駅前の喫茶店で彼らは会うことになった。男は席の隅で先に注文したレギュラーコーヒーに口をつけると喫茶店のドアが開き、ドアベルが鳴った。入ってきたのは若い女だった。落ち着いた色のトップスにジーンズというこの渋い喫茶店にはぴったりの服装であった。女は周りを見渡し、やがて男のいる席のほうへ近づいてくる。そして女は男がメッセージの主であることを確認するとにこやかに笑い、自己紹介をした。男は予想外の人物像であったのかあたふたしながら女の後にあいさつと用件の確認をした。

女は男が探していたピースとしゃちほこを差し出して間違いがないか聞いた。男は足りないものが見つかった喜びなのか声を高らかにして間違いありませんと言った後、感謝の言葉を述べた。女は男の言葉を聞いて笑い、過去を語った。


女は実は男と全くの反対で、いつも何かが余る人生であったと告白した。そしていつも余ったものを見ては足りない人がいるのではないかという罪悪感を感じていたという。

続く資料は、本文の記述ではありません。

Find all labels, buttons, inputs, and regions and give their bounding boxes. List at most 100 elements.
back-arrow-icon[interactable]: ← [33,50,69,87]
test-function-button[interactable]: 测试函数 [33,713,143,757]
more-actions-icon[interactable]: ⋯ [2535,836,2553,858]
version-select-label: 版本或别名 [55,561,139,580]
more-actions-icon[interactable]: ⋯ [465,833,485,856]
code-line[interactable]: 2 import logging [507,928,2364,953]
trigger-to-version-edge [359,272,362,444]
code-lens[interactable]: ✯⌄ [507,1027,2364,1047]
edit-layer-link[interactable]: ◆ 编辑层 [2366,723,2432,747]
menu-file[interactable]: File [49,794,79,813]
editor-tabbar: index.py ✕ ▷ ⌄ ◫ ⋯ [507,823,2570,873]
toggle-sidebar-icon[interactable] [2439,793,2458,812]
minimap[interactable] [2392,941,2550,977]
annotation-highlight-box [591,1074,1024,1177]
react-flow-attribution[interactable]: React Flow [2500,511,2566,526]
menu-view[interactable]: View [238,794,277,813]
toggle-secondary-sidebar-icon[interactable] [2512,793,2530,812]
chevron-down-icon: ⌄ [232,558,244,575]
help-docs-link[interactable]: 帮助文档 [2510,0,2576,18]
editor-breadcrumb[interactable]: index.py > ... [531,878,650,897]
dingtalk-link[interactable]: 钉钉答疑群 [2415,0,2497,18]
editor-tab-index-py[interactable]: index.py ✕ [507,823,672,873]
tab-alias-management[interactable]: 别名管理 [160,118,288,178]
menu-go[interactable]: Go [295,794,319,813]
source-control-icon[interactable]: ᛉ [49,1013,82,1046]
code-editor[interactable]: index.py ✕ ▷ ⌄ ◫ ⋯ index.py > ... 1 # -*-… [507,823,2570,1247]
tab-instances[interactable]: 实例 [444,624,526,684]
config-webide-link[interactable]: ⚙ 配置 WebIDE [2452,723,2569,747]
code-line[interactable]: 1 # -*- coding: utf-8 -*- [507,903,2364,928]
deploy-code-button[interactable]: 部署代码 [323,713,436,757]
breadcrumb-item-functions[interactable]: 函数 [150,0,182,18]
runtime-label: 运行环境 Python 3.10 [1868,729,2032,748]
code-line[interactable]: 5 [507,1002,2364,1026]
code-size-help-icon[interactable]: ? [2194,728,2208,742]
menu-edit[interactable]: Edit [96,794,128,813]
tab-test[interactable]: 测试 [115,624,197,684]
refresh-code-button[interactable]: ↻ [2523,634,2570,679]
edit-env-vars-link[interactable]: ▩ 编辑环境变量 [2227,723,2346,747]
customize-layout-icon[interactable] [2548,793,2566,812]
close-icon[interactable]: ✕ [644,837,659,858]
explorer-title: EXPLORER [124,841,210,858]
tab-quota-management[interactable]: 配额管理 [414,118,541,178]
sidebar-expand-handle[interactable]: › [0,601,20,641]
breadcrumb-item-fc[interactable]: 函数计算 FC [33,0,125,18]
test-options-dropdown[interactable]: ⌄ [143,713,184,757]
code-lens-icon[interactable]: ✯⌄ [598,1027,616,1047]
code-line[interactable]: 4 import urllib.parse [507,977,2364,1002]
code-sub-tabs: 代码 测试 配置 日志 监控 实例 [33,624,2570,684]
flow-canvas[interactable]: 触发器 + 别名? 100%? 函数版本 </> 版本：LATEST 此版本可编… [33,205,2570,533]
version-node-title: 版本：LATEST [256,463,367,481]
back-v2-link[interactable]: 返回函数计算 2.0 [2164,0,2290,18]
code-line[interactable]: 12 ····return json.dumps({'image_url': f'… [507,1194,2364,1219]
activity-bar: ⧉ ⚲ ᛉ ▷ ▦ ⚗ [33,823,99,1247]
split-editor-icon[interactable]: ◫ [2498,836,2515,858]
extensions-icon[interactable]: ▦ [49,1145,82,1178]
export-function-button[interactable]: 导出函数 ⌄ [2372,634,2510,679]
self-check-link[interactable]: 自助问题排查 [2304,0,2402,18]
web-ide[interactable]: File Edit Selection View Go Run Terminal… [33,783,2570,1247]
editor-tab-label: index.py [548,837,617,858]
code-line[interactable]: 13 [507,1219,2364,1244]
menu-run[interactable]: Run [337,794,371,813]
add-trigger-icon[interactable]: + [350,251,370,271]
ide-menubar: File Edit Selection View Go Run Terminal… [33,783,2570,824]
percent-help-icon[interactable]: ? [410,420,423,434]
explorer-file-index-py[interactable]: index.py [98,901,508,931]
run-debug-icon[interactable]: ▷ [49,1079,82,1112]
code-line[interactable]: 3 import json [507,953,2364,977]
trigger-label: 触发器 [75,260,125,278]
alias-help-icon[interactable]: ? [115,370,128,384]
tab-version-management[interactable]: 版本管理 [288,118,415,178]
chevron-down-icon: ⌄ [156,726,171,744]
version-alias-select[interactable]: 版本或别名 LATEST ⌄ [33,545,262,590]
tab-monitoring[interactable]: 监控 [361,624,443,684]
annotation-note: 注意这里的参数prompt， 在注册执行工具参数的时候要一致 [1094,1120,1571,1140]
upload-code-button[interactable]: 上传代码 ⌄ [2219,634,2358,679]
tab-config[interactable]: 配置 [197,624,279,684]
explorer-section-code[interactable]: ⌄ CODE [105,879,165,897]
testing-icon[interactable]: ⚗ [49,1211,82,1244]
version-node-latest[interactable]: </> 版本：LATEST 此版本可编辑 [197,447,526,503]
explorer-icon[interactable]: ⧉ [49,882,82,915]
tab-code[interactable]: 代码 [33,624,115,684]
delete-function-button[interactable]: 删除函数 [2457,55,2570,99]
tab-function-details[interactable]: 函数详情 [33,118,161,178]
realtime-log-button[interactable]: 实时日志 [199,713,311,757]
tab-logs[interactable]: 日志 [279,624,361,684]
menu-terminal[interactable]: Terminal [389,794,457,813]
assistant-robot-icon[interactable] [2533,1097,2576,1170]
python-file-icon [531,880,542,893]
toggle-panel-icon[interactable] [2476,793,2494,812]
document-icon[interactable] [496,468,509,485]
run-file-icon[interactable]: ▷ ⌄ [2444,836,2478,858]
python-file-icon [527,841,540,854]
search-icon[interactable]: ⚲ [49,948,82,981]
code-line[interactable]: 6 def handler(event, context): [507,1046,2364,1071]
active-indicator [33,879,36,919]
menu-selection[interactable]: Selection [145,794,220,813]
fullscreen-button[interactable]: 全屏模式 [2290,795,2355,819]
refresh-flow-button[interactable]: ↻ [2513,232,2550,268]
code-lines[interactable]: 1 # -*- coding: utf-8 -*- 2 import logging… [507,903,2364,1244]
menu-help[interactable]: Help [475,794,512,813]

女の告白を聞いて、男はその罪悪感は間違っていると言い放ち、足りない人生は決して不幸な人生ではないといった。足りないことで自分は探求心や継続力、諦めない根性がついたことや、何かを探し求める時間は楽しかったといった。

男の言葉を聞いて女は目に涙を浮かべた。そして、満面の笑みを向けた。その時男は心に何かを宿した。それは足りなかったピースが埋まった感覚に近く、とても温かいものだった。男にとって初めての感触であった。


この瞬間男と女は補完に成功したのである。